Published Online: November 13, 2009

Ala. Board Suggests Teachers Pay More for Benefits

Teachers and other education employees could have to pay more for their retirement and health insurance benefits under a financial plan proposed Thursday by the Alabama Board of Education.

The board voted unanimously for what state Superintendent of Education Joe Morton called "a plan of survival" after two years of budget cuts and what looks like more lean funding for the 2010-2011 school year.

The board recommended to the governor that:

• the percentage of the state education budget that goes for K-12 schools be increased by slightly more than 1 percentage point.

• education employees start paying 6 percent of their salary toward retirement rather than 5 percent.

• the state education budget provide no increase for health insurance and retirement benefits for the next school year.

The plan would force the health insurance program to cut benefits or raise the amount that educators pay. Any changes would require the approval of the governor and the Legislature.

Gov. Bob Riley's press secretary, Todd Stacy, said the governor was reviewing the proposals and would comment later.

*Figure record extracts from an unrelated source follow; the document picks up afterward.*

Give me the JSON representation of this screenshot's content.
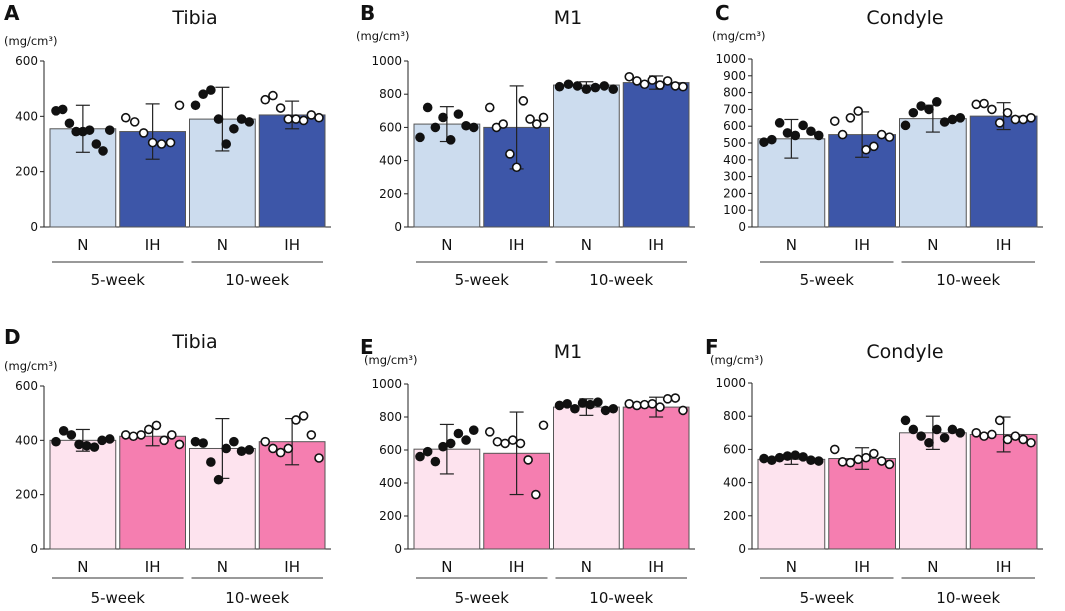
{
  "unit_label": "(mg/cm³)",
  "colors": {
    "blue_light": "#ccdcee",
    "blue_dark": "#3d56a8",
    "pink_light": "#fde3ee",
    "pink_dark": "#f57eb0"
  },
  "chart_data": [
    {
      "type": "bar",
      "letter": "A",
      "title": "Tibia",
      "ylabel": "(mg/cm³)",
      "ylim": [
        0,
        600
      ],
      "yticks": [
        0,
        200,
        400,
        600
      ],
      "categories": [
        "N",
        "IH",
        "N",
        "IH"
      ],
      "groups": [
        "5-week",
        "10-week"
      ],
      "colors": [
        "#ccdcee",
        "#3d56a8",
        "#ccdcee",
        "#3d56a8"
      ],
      "series": [
        {
          "name": "5-week N",
          "mean": 355,
          "sd": 85,
          "points": [
            420,
            425,
            375,
            345,
            345,
            350,
            300,
            275,
            350
          ]
        },
        {
          "name": "5-week IH",
          "mean": 345,
          "sd": 100,
          "points": [
            395,
            380,
            340,
            305,
            300,
            305,
            440
          ]
        },
        {
          "name": "10-week N",
          "mean": 390,
          "sd": 115,
          "points": [
            440,
            480,
            495,
            390,
            300,
            355,
            390,
            380
          ]
        },
        {
          "name": "10-week IH",
          "mean": 405,
          "sd": 50,
          "points": [
            460,
            475,
            430,
            390,
            390,
            385,
            405,
            395
          ]
        }
      ]
    },
    {
      "type": "bar",
      "letter": "B",
      "title": "M1",
      "ylabel": "(mg/cm³)",
      "ylim": [
        0,
        1000
      ],
      "yticks": [
        0,
        200,
        400,
        600,
        800,
        1000
      ],
      "categories": [
        "N",
        "IH",
        "N",
        "IH"
      ],
      "groups": [
        "5-week",
        "10-week"
      ],
      "colors": [
        "#ccdcee",
        "#3d56a8",
        "#ccdcee",
        "#3d56a8"
      ],
      "series": [
        {
          "name": "5-week N",
          "mean": 620,
          "sd": 105,
          "points": [
            540,
            720,
            600,
            660,
            525,
            680,
            610,
            600
          ]
        },
        {
          "name": "5-week IH",
          "mean": 600,
          "sd": 250,
          "points": [
            720,
            600,
            620,
            440,
            360,
            760,
            650,
            620,
            660
          ]
        },
        {
          "name": "10-week N",
          "mean": 855,
          "sd": 20,
          "points": [
            845,
            860,
            850,
            830,
            840,
            850,
            830
          ]
        },
        {
          "name": "10-week IH",
          "mean": 870,
          "sd": 40,
          "points": [
            905,
            880,
            860,
            885,
            855,
            880,
            850,
            845
          ]
        }
      ]
    },
    {
      "type": "bar",
      "letter": "C",
      "title": "Condyle",
      "ylabel": "(mg/cm³)",
      "ylim": [
        0,
        1000
      ],
      "yticks": [
        0,
        100,
        200,
        300,
        400,
        500,
        600,
        700,
        800,
        900,
        1000
      ],
      "categories": [
        "N",
        "IH",
        "N",
        "IH"
      ],
      "groups": [
        "5-week",
        "10-week"
      ],
      "colors": [
        "#ccdcee",
        "#3d56a8",
        "#ccdcee",
        "#3d56a8"
      ],
      "series": [
        {
          "name": "5-week N",
          "mean": 525,
          "sd": 115,
          "points": [
            505,
            520,
            620,
            560,
            545,
            605,
            570,
            545
          ]
        },
        {
          "name": "5-week IH",
          "mean": 550,
          "sd": 135,
          "points": [
            630,
            550,
            650,
            690,
            460,
            480,
            550,
            535
          ]
        },
        {
          "name": "10-week N",
          "mean": 645,
          "sd": 80,
          "points": [
            605,
            680,
            720,
            700,
            745,
            625,
            640,
            650
          ]
        },
        {
          "name": "10-week IH",
          "mean": 660,
          "sd": 80,
          "points": [
            730,
            735,
            700,
            620,
            680,
            640,
            640,
            650
          ]
        }
      ]
    },
    {
      "type": "bar",
      "letter": "D",
      "title": "Tibia",
      "ylabel": "(mg/cm³)",
      "ylim": [
        0,
        600
      ],
      "yticks": [
        0,
        200,
        400,
        600
      ],
      "categories": [
        "N",
        "IH",
        "N",
        "IH"
      ],
      "groups": [
        "5-week",
        "10-week"
      ],
      "colors": [
        "#fde3ee",
        "#f57eb0",
        "#fde3ee",
        "#f57eb0"
      ],
      "series": [
        {
          "name": "5-week N",
          "mean": 400,
          "sd": 40,
          "points": [
            395,
            435,
            420,
            385,
            380,
            375,
            400,
            405
          ]
        },
        {
          "name": "5-week IH",
          "mean": 415,
          "sd": 35,
          "points": [
            420,
            415,
            420,
            440,
            455,
            400,
            420,
            385
          ]
        },
        {
          "name": "10-week N",
          "mean": 370,
          "sd": 110,
          "points": [
            395,
            390,
            320,
            255,
            370,
            395,
            360,
            365
          ]
        },
        {
          "name": "10-week IH",
          "mean": 395,
          "sd": 85,
          "points": [
            395,
            370,
            355,
            370,
            475,
            490,
            420,
            335
          ]
        }
      ]
    },
    {
      "type": "bar",
      "letter": "E",
      "title": "M1",
      "ylabel": "(mg/cm³)",
      "ylim": [
        0,
        1000
      ],
      "yticks": [
        0,
        200,
        400,
        600,
        800,
        1000
      ],
      "categories": [
        "N",
        "IH",
        "N",
        "IH"
      ],
      "groups": [
        "5-week",
        "10-week"
      ],
      "colors": [
        "#fde3ee",
        "#f57eb0",
        "#fde3ee",
        "#f57eb0"
      ],
      "series": [
        {
          "name": "5-week N",
          "mean": 605,
          "sd": 150,
          "points": [
            560,
            590,
            530,
            620,
            640,
            700,
            660,
            720
          ]
        },
        {
          "name": "5-week IH",
          "mean": 580,
          "sd": 250,
          "points": [
            710,
            650,
            640,
            660,
            640,
            540,
            330,
            750
          ]
        },
        {
          "name": "10-week N",
          "mean": 860,
          "sd": 50,
          "points": [
            870,
            880,
            850,
            885,
            875,
            890,
            840,
            850
          ]
        },
        {
          "name": "10-week IH",
          "mean": 860,
          "sd": 60,
          "points": [
            880,
            870,
            875,
            880,
            860,
            910,
            915,
            840
          ]
        }
      ]
    },
    {
      "type": "bar",
      "letter": "F",
      "title": "Condyle",
      "ylabel": "(mg/cm³)",
      "ylim": [
        0,
        1000
      ],
      "yticks": [
        0,
        200,
        400,
        600,
        800,
        1000
      ],
      "categories": [
        "N",
        "IH",
        "N",
        "IH"
      ],
      "groups": [
        "5-week",
        "10-week"
      ],
      "colors": [
        "#fde3ee",
        "#f57eb0",
        "#fde3ee",
        "#f57eb0"
      ],
      "series": [
        {
          "name": "5-week N",
          "mean": 540,
          "sd": 30,
          "points": [
            545,
            535,
            550,
            560,
            565,
            555,
            535,
            530
          ]
        },
        {
          "name": "5-week IH",
          "mean": 545,
          "sd": 65,
          "points": [
            600,
            525,
            520,
            540,
            550,
            575,
            530,
            510
          ]
        },
        {
          "name": "10-week N",
          "mean": 700,
          "sd": 100,
          "points": [
            775,
            720,
            680,
            640,
            720,
            670,
            720,
            700
          ]
        },
        {
          "name": "10-week IH",
          "mean": 690,
          "sd": 105,
          "points": [
            700,
            680,
            690,
            775,
            660,
            680,
            660,
            640
          ]
        }
      ]
    }
  ]
}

Mary Bruce Ogles, assistant executive secretary at the Alabama Education Association, said requiring educators to pay more for retirement and possibly health insurance would amount to a pay cut for teachers, who didn't receive a cost-of-living raise this year or last year.

Morton said educators have been paying $2 per month for their state's health insurance coverage since 1986, far less than what workers pay in other public and private health insurance plans.

Morton said maintaining benefits at their current level will require an extra $238 million for health insurance in the 2010-2011 school year and $57 million more for retirement.

With the recession shrinking Alabama's tax collections, that kind of money won't be available, he said. Morton said the only way to maintain benefits without charging educators more is to cut classroom programs.

"We are in dire straits," he said.

When the board next meets on Dec. 10 it will discuss whether to ask the Legislature to increase the time necessary for retirement from 25 years to 30 years for education employees hired after July 1, 2010.

Ogles said AEA opposes that change because any savings would be many years in the future.